Plagiate Plagiate: Unis sollten anonymen Hinweisen nicht mehr nachgehen
Berlin/MZ - Universitäten sollen anonymen Hinweisen auf Plagiate künftig in der Regel nicht mehr nachgehen. Das ergibt sich aus den jüngsten Empfehlungen der Deutschen Forschungsgemeinschaft (DFG) zum Umgang mit vermeintlich oder tatsächlich gefälschten Doktorarbeiten. „Die Überprüfung anonymer Anzeigen ist durch die Stelle, die den Vorwurf entgegennimmt, abzuwägen“, heißt es in der Empfehlung.
Grundsätzlich gebiete eine zweckmäßige Untersuchung aber die Namensnennung desjenigen, der den Hinweis gebe. Dessen Name sei zwar vertraulich zu behandeln, stellt die DFG fest, fügt einschränkend jedoch wiederum hinzu: „Eine Offenlegung des Namens gegenüber dem Betroffenen kann im Einzelfall dann geboten sein, wenn sich der Betroffene andernfalls nicht sachgerecht verteidigen kann.“ Mit anderen Worten: Der Hinweisgeber muss mit der Veröffentlichung seines Namens rechnen. Die Empfehlungen sind für die Universitäten mehr oder weniger bindend.
Zuvor hatte die Hochschulrektorenkonferenz bereits empfohlen, dass sich Hinweisgeber mit ihrem Verdacht nicht an die Öffentlichkeit wenden dürften. Wer es dennoch täte, verhielte sich seinerseits unwissenschaftlich. Das Wirken anonymer Online-Plattformen hätte in diesem Fall also in der Regel keine Konsequenzen mehr.
Eine dieser Plattformen im Internet hatte den Entzug des Doktortitels des damaligen Verteidigungsministers Karl-Theodor zu Guttenberg (CSU) maßgeblich bewirkt – auch wenn der Anstoß dazu von dem bekannten Bremer Wissenschaftler Andreas Fischer-Lescano ausging. Die Hinweise auf die Plagiate der früheren Bundesbildungsministerin Annette Schavan (CDU) und der FDP-Europaabgeordneten Silvana Koch-Mehrin waren ebenfalls zunächst anonym erfolgt.
Der Obmann der Unionsfraktion im Bildungsausschuss des Bundestages, Uwe Schummer, sagte der Mitteldeutschen Zeitung: „Ich bin im Kern dafür, dass man den Namen nennt, wenn eine so schwere Anschuldigung erhoben wird.
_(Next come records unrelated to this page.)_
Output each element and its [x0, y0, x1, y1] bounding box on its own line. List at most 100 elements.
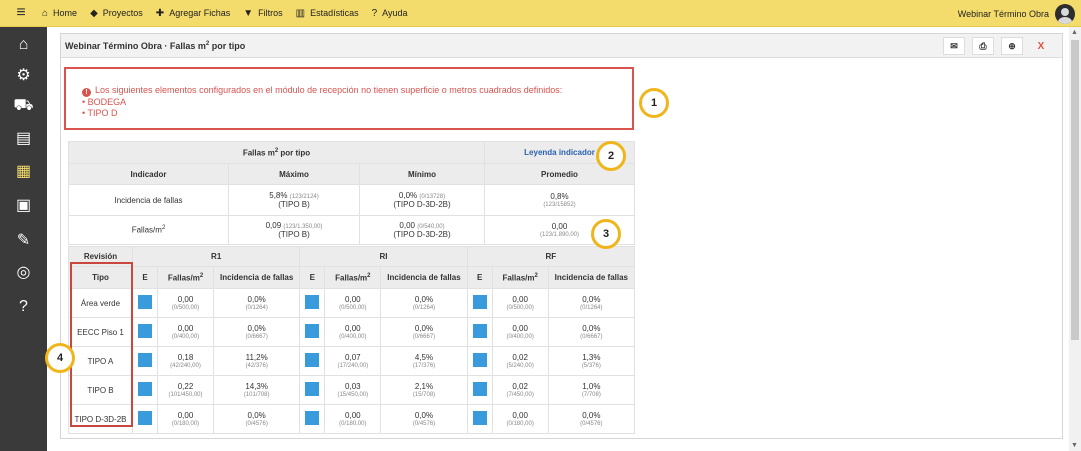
nav-estadisticas[interactable]: ▥ Estadísticas [296, 8, 359, 19]
avatar[interactable] [1055, 3, 1075, 24]
status-square[interactable] [138, 295, 152, 309]
subcol-header-label: E [476, 273, 483, 282]
status-square[interactable] [138, 353, 152, 367]
incidencia-cell: 1,0% (7/708) [547, 375, 636, 405]
status-square[interactable] [305, 411, 320, 425]
checklist-icon[interactable]: ▤ [0, 125, 47, 151]
vertical-scrollbar[interactable]: ▲ ▼ [1069, 27, 1081, 451]
filter-icon: ▼ [243, 7, 254, 19]
nav-home[interactable]: ⌂ Home [42, 8, 77, 19]
incidencia-cell-detail: (0/4576) [412, 421, 436, 427]
fallas-cell-detail: (0/180,00) [339, 421, 367, 427]
fallas-cell: 0,00 (0/180,00) [491, 404, 549, 434]
nav-ayuda[interactable]: ? Ayuda [372, 8, 408, 19]
alert-message: Los siguientes elementos configurados en… [95, 85, 563, 95]
indicator-label: Incidencia de fallas [68, 184, 229, 216]
status-square[interactable] [305, 353, 320, 367]
incidencia-cell-detail: (15/708) [412, 392, 436, 398]
marker-3: 3 [591, 219, 621, 249]
incidencia-cell: 14,3% (101/708) [212, 375, 301, 405]
incidencia-cell-detail: (17/376) [412, 363, 436, 369]
incidencia-cell-value: 0,0% [582, 324, 601, 333]
scroll-down-icon[interactable]: ▼ [1071, 442, 1078, 449]
subcol-header-label: Fallas/m [335, 273, 368, 283]
detail-table: Revisión R1 RI RF Tipo E Fallas/m2 Inciden… [68, 246, 636, 434]
status-square[interactable] [472, 382, 487, 396]
nav-estadisticas-label: Estadísticas [310, 8, 359, 18]
status-square[interactable] [472, 353, 487, 367]
nav-filtros[interactable]: ▼ Filtros [243, 8, 282, 19]
indicator-label-sup: 2 [161, 225, 166, 232]
home-icon[interactable]: ⌂ [0, 32, 47, 58]
email-button[interactable]: ✉ [943, 37, 965, 55]
scrollbar-thumb[interactable] [1071, 40, 1079, 340]
fallas-cell-value: 0,00 [177, 324, 194, 333]
status-cell [466, 317, 493, 347]
print-button[interactable]: ⎙ [972, 37, 994, 55]
scroll-up-icon[interactable]: ▲ [1071, 29, 1078, 36]
page-title-text: Webinar Término Obra · Fallas m [65, 40, 206, 51]
report-search-icon[interactable]: ▦ [0, 158, 47, 184]
incidencia-cell-detail: (7/708) [581, 392, 601, 398]
fallas-cell: 0,00 (0/400,00) [324, 317, 382, 347]
min-line: 0,0% (0/13728) [360, 191, 484, 200]
page-title-suffix: por tipo [209, 40, 246, 51]
col-maximo: Máximo [228, 163, 360, 185]
fallas-cell-value: 0,00 [512, 411, 528, 420]
subcol-header-label: E [309, 273, 315, 282]
subcol-header: E [299, 266, 326, 289]
fallas-cell: 0,00 (0/400,00) [157, 317, 214, 347]
fallas-cell-value: 0,03 [345, 382, 361, 391]
id-card-check-icon[interactable]: ▣ [0, 192, 47, 218]
help-icon[interactable]: ? [0, 294, 47, 320]
subcol-header: Fallas/m2 [157, 266, 214, 289]
incidencia-cell-value: 0,0% [582, 295, 601, 304]
tools-icon[interactable]: ✎ [0, 227, 47, 253]
legend-link[interactable]: Leyenda indicador [524, 148, 595, 157]
status-square[interactable] [472, 295, 487, 309]
status-square[interactable] [138, 382, 152, 396]
hamburger-icon[interactable]: ≡ [0, 4, 42, 22]
analytics-search-icon[interactable]: ◎ [0, 259, 47, 285]
fallas-cell-detail: (0/500,00) [506, 305, 534, 311]
close-icon: X [1037, 40, 1045, 52]
incidencia-cell-detail: (5/376) [581, 363, 601, 369]
incidencia-cell: 2,1% (15/708) [380, 375, 468, 405]
panel-header: Webinar Término Obra · Fallas m2 por tip… [61, 34, 1062, 58]
incidencia-cell-value: 0,0% [414, 295, 434, 304]
incidencia-cell: 0,0% (0/1264) [380, 288, 468, 318]
status-square[interactable] [305, 382, 320, 396]
incidencia-cell: 0,0% (0/4576) [380, 404, 468, 434]
fallas-cell-value: 0,00 [512, 295, 528, 304]
status-square[interactable] [472, 411, 487, 425]
summary-row: Fallas/m2 0,09 (123/1.350,00) (TIPO B) 0,… [68, 215, 635, 245]
question-icon: ? [371, 7, 378, 19]
user-menu[interactable]: Webinar Término Obra [958, 0, 1075, 27]
incidencia-cell-detail: (0/1264) [412, 305, 436, 311]
status-cell [132, 288, 158, 318]
gears-icon[interactable]: ⚙ [0, 62, 47, 88]
status-square[interactable] [138, 411, 152, 425]
status-square[interactable] [138, 324, 152, 338]
fallas-cell-detail: (0/500,00) [171, 305, 200, 311]
status-square[interactable] [472, 324, 487, 338]
incidencia-cell-detail: (0/4576) [580, 421, 603, 427]
close-button[interactable]: X [1030, 37, 1052, 55]
incidencia-cell-value: 11,2% [245, 353, 268, 362]
printer-icon: ⎙ [979, 40, 987, 51]
avg-cell: 0,8% (123/15852) [484, 184, 635, 216]
download-button[interactable]: ⊕ [1001, 37, 1023, 55]
max-cell: 0,09 (123/1.350,00) (TIPO B) [228, 215, 360, 245]
max-line: 0,09 (123/1.350,00) [229, 221, 359, 230]
status-square[interactable] [305, 295, 320, 309]
fallas-cell: 0,03 (15/450,00) [324, 375, 382, 405]
incidencia-cell: 0,0% (0/1264) [212, 288, 301, 318]
subcol-header-label: Incidencia de fallas [554, 273, 629, 282]
status-square[interactable] [305, 324, 320, 338]
status-cell [466, 346, 493, 376]
truck-icon[interactable]: ⛟ [0, 93, 47, 119]
incidencia-cell-detail: (0/1264) [245, 305, 268, 311]
nav-proyectos[interactable]: ◆ Proyectos [90, 8, 143, 19]
nav-agregar-fichas[interactable]: ✚ Agregar Fichas [156, 8, 230, 19]
subcol-header: E [466, 266, 493, 289]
Das ist ein Stück Fairness gegenüber allen Beteiligten.“ Im Übrigen dürfe nicht in jeder Universität eigenes Recht gelten. Es müssten vielmehr bundesweit verbindliche Standards geschaffen werden.
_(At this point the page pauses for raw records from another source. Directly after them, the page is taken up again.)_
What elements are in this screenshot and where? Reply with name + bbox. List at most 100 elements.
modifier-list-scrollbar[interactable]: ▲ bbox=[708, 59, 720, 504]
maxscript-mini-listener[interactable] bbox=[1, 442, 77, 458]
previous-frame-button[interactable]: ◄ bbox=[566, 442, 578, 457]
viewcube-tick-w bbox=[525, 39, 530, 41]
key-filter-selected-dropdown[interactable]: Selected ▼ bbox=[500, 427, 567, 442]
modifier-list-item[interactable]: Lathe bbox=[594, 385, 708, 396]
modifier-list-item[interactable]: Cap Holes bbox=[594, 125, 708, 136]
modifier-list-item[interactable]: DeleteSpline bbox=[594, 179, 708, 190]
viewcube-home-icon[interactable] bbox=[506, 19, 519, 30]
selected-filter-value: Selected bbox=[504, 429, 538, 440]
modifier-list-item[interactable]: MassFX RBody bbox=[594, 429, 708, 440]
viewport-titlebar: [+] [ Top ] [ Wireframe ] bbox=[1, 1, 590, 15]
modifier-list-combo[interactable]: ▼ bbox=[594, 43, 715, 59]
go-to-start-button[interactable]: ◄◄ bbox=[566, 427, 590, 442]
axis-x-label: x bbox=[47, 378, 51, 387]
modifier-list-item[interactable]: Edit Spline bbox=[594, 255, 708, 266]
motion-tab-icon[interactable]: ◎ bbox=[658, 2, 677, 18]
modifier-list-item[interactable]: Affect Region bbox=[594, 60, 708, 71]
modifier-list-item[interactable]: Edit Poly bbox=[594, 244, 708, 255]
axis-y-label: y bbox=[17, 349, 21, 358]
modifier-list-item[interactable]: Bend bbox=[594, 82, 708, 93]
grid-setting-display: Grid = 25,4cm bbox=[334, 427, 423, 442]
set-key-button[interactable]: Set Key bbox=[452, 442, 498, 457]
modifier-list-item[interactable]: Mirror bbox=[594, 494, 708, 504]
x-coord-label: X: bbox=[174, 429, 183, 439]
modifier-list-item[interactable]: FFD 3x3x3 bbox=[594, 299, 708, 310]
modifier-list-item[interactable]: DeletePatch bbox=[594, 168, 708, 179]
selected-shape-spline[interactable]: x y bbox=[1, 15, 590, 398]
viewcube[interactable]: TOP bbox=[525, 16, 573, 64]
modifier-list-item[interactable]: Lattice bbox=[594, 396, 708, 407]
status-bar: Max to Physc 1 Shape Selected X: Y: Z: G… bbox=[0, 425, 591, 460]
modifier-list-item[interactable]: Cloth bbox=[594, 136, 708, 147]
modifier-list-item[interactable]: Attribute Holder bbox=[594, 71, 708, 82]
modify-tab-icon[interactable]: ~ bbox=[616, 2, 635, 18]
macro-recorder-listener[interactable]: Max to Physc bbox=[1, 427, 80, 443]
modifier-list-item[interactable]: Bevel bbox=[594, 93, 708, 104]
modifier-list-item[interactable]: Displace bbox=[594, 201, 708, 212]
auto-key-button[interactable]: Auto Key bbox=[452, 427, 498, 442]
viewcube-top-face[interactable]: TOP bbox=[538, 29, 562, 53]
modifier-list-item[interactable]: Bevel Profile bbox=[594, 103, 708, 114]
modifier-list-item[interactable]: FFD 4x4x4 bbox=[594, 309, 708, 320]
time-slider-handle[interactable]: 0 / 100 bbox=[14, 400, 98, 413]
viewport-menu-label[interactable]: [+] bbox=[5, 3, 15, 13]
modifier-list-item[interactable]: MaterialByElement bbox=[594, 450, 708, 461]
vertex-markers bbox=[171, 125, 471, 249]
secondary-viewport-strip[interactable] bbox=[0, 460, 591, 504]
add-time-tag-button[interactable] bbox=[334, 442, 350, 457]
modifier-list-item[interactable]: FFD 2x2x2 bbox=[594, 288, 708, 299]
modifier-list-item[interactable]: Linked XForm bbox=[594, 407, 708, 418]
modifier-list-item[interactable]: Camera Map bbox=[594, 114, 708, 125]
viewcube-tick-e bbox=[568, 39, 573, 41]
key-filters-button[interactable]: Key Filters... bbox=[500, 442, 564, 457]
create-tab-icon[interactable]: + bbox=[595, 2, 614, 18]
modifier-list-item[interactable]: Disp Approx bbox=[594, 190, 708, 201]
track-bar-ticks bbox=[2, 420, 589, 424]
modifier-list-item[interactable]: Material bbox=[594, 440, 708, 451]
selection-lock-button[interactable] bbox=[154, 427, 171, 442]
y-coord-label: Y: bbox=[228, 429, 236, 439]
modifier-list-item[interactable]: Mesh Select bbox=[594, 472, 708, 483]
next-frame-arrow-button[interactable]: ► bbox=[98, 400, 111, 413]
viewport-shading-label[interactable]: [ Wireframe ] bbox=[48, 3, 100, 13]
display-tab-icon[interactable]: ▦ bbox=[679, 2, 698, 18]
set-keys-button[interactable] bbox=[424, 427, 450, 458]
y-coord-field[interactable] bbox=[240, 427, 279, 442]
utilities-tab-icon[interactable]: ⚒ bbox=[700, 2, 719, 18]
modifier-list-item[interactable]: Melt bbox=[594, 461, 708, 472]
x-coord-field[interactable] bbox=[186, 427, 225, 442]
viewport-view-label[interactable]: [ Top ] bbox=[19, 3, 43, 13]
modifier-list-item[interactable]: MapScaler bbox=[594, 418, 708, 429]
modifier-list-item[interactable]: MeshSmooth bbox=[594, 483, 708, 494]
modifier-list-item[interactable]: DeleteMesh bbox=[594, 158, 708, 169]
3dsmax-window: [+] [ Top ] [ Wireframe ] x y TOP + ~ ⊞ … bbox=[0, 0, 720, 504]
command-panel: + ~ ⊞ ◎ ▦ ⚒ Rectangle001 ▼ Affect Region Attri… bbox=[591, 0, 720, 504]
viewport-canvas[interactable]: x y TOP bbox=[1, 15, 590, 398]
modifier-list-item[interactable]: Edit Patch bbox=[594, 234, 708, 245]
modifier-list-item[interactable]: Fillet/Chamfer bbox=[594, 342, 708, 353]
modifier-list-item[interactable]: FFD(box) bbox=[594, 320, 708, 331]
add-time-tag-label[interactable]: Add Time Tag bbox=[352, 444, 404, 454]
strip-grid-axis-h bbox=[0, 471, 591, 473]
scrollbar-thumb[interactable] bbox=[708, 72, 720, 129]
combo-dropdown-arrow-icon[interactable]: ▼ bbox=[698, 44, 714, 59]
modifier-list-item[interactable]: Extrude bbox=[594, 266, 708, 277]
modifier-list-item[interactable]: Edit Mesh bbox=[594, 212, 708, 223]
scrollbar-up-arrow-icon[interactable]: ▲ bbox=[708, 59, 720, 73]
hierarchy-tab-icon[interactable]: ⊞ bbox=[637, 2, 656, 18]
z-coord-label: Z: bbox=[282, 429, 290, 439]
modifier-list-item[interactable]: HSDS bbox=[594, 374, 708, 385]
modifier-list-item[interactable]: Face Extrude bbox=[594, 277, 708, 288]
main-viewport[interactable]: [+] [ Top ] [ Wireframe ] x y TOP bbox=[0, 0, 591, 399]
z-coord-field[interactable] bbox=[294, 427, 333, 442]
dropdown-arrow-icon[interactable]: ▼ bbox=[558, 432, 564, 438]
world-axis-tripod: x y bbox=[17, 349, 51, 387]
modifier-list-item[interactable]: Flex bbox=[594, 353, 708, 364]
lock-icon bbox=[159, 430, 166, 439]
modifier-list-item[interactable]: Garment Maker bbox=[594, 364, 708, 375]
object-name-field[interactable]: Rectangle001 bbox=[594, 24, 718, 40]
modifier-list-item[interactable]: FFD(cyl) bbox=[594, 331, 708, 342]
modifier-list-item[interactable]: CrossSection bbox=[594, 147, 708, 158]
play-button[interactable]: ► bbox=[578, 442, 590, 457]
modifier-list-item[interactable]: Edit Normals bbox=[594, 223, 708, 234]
Der CDU-Politiker plädierte in diesem Zusammenhang auch dafür, dass der Betroffene dem offiziellen Gutachten der Universität ein Gegengutachten entgegen stellen dürfe - analog zu den Plädoyers von Anklage und Verteidigung vor Gericht. Und schließlich müsse man über Verjährung nachdenken. „Ich finde, dass eine Verjährung sinnvoll ist, anstatt nach 30 Jahren zu prüfen, wie damals die Vorgänge waren“, erklärte Schummer mit Blick auf Schavan, die ihren Titel nach 30 Jahren verlor und zurücktreten musste. „Ein Mensch hat sich in 30 Jahren weiter entwickelt. Und nur Mord kennt keine Verjährung. Insofern würde auch die Verhältnismäßigkeit für eine Verjährung sprechen.“
Der bildungspolitische Sprecher der SPD-Bundestagsfraktion, Ernst Dieter Rossmann, widersprach gegenüber der MZ: „Anonyme Hinweise müssen weiterhin möglich sein. Entscheidend ist die Frage, ob es sich um ein Plagiat handelt oder nicht. Wir haben auch sonst im Strafrecht nicht die Pflicht, dass die Anzeige immer öffentlich gemacht wird.“
Im Strafrecht ist es nicht von Bedeutung, ob eine Strafanzeige unter dem eigenen Namen, einem fremden Namen oder anonym erstattet wird. Unabhängig von der Motivation prüfen die Behörden, ob der dargestellte Sachverhalt glaubhaft erscheint und eine Ermittlung rechtfertigt.